The book pressed against her side, she stood smiling at the door. She rocked from heel to toe until the lock clicked, then she froze at attention.
Natasha’s lips curled into a smile while her eye widened with surprise.
“Why, Lucy, what brings you back so soon?” A quick glance down at the book showed she already knew who had taken it.
Lucy offered it to her. “Natasha, I picked this up with my stuff last time. I didn’t realize my mistake until we had gone quite far. I tore a few pages—accidentally.”
Fists pressed against her hips, Natasha dropped her smile. “Keep it,” she snapped.

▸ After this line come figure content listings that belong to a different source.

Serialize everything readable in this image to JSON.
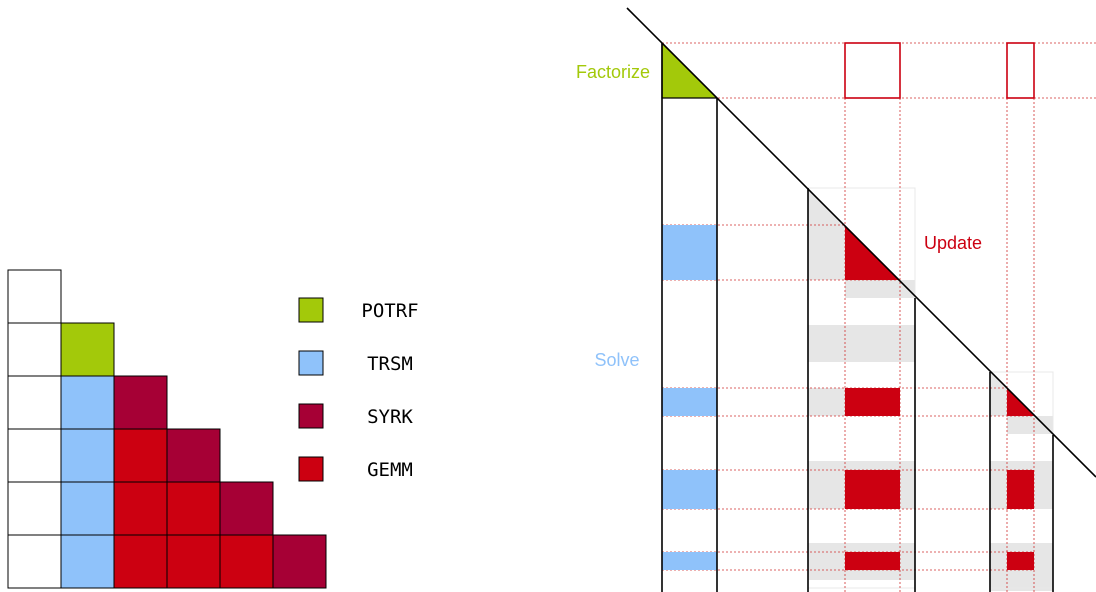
{
  "colors": {
    "potrf": "#a3c90a",
    "trsm": "#8fc2fa",
    "syrk": "#a60035",
    "gemm": "#cc0011",
    "shade": "#e6e6e6",
    "guide": "#d03030",
    "update_label": "#cc0011"
  },
  "legend": [
    {
      "key": "potrf",
      "label": "POTRF"
    },
    {
      "key": "trsm",
      "label": "TRSM"
    },
    {
      "key": "syrk",
      "label": "SYRK"
    },
    {
      "key": "gemm",
      "label": "GEMM"
    }
  ],
  "tile_grid": {
    "rows": [
      [
        "empty"
      ],
      [
        "empty",
        "potrf"
      ],
      [
        "empty",
        "trsm",
        "syrk"
      ],
      [
        "empty",
        "trsm",
        "gemm",
        "syrk"
      ],
      [
        "empty",
        "trsm",
        "gemm",
        "gemm",
        "syrk"
      ],
      [
        "empty",
        "trsm",
        "gemm",
        "gemm",
        "gemm",
        "syrk"
      ]
    ]
  },
  "labels": {
    "factorize": "Factorize",
    "solve": "Solve",
    "update": "Update"
  }
}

Lucy’s face sank into anguish. The discomfort didn’t last long. Natasha stared at Lucy’s midsection, then her mouth flung open, and she stamped her feet with the exuberance of a child.
“Little sister, you’re pregnant!” she screamed.
They sprang together in a hug and swayed side to side chanting, “Ewe! Ewe! Ewe!” like a couple of val-gals.
Then Natasha pushed Lucy back and studied her belly.
“You look pretty far along. When?” she asked, shifting her gaze from Lucy to me and back again.
“A month ago; the night we last visited.”
“Oh my god, you’re due to deliver any minute!”
Natasha turned and shouted over her shoulder, “Rudolf, get the car quick! Lucy’s pregnant, and she’s due!”
To Lucy, she said, “Looks like you’ll have twins.”
Hand on her stomach, Lucy groaned. “No, I think it’s a full litter, maybe five from the kicking.”
“Don’t worry,” Natasha said. “There’s an all-night vet just a few blocks away.” She yelled over her shoulder again, “Ru-u-u-dolf! Hurry!”
“A vet?” Lucy asked, bending in pain.
“Silly, he’s one of our doctors. He does the vet thing for supplemental income.”
Moments later, we were all in their car-a station wagon. Rudolf floored it, and we fishtailed down the street toward the vet’s.
We will make Earth our home after all, I thought. It’ll just take a bit longer than we planned.